XmlUtil provides a dedicated CleanDocument class for selectively removing specific tags or content from XML or HTML documents. This is useful for cleaning up documents before processing or display.

Basic Usage

Basic document cleaning example
<?php

$document = new \ByJG\XmlUtil\CleanDocument($documentXmlOrHtml);

$document
->removeContentByTag('a', 'name')
->removeContentByProperty('src')
->stripTagsExcept(['img'])
->get();

Available Methods

stripAllTags()

Removes all HTML/XML tags from the document.

Removing all tags
$document = new \ByJG\XmlUtil\CleanDocument($html);
$plainText = $document->stripAllTags();

stripTagsExcept(array $allowedTags)

Strips all HTML/XML tags except those specified in the array.

Keeping only specific tags
$document = new \ByJG\XmlUtil\CleanDocument($html);
$cleanHtml = $document->stripTagsExcept(['p', 'div', 'span'])->get();

removeContentByProperty(string $property)

Removes content from any tag that contains the specified property.

Removing tags by property
$document = new \ByJG\XmlUtil\CleanDocument($html);
// Removes all tags containing the "style" property and their content
$cleanHtml = $document->removeContentByProperty('style')->get();

removeContentByTag(string $tag, string $property = '')

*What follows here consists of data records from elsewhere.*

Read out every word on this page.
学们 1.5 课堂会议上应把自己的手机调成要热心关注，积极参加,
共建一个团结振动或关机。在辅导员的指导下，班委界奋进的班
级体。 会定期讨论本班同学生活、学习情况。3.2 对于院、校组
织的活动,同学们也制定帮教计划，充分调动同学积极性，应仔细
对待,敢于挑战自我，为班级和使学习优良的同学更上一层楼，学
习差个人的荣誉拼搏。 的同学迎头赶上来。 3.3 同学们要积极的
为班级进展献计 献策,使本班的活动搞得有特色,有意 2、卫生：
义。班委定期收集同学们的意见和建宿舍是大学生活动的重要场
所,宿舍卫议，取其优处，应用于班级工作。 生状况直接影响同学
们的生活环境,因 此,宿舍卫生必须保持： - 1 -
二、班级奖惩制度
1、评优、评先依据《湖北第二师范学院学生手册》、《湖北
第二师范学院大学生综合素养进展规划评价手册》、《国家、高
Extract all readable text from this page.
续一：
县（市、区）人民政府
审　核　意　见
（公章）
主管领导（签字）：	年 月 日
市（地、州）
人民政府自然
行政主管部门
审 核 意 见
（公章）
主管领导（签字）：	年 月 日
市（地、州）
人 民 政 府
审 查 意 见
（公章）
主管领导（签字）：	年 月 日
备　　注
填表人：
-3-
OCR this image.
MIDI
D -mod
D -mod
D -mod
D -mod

Removes content from the specified tag, optionally filtering by a property.

Removing specific tags
$document = new \ByJG\XmlUtil\CleanDocument($html);
// Removes all <script> tags and their content
$cleanHtml = $document->removeContentByTag('script')->get();

// Removes all <a> tags that have an "onclick" property
$cleanHtml = $document->removeContentByTag('a', 'onclick')->get();

removeContentByTagWithoutProperty(string $tag, string $property)

Removes content from the specified tag that does NOT have the specified property.

Removing tags without specific property
$document = new \ByJG\XmlUtil\CleanDocument($html);
// Removes all <a> tags that don't have an "href" property
$cleanHtml = $document->removeContentByTagWithoutProperty('a', 'href')->get();

get()

Returns the cleaned document as a string.

Getting the cleaned result
$document = new \ByJG\XmlUtil\CleanDocument($html);
// Apply cleaning operations
$document->removeContentByTag('script');
// Get the final result
$cleanHtml = $document->get();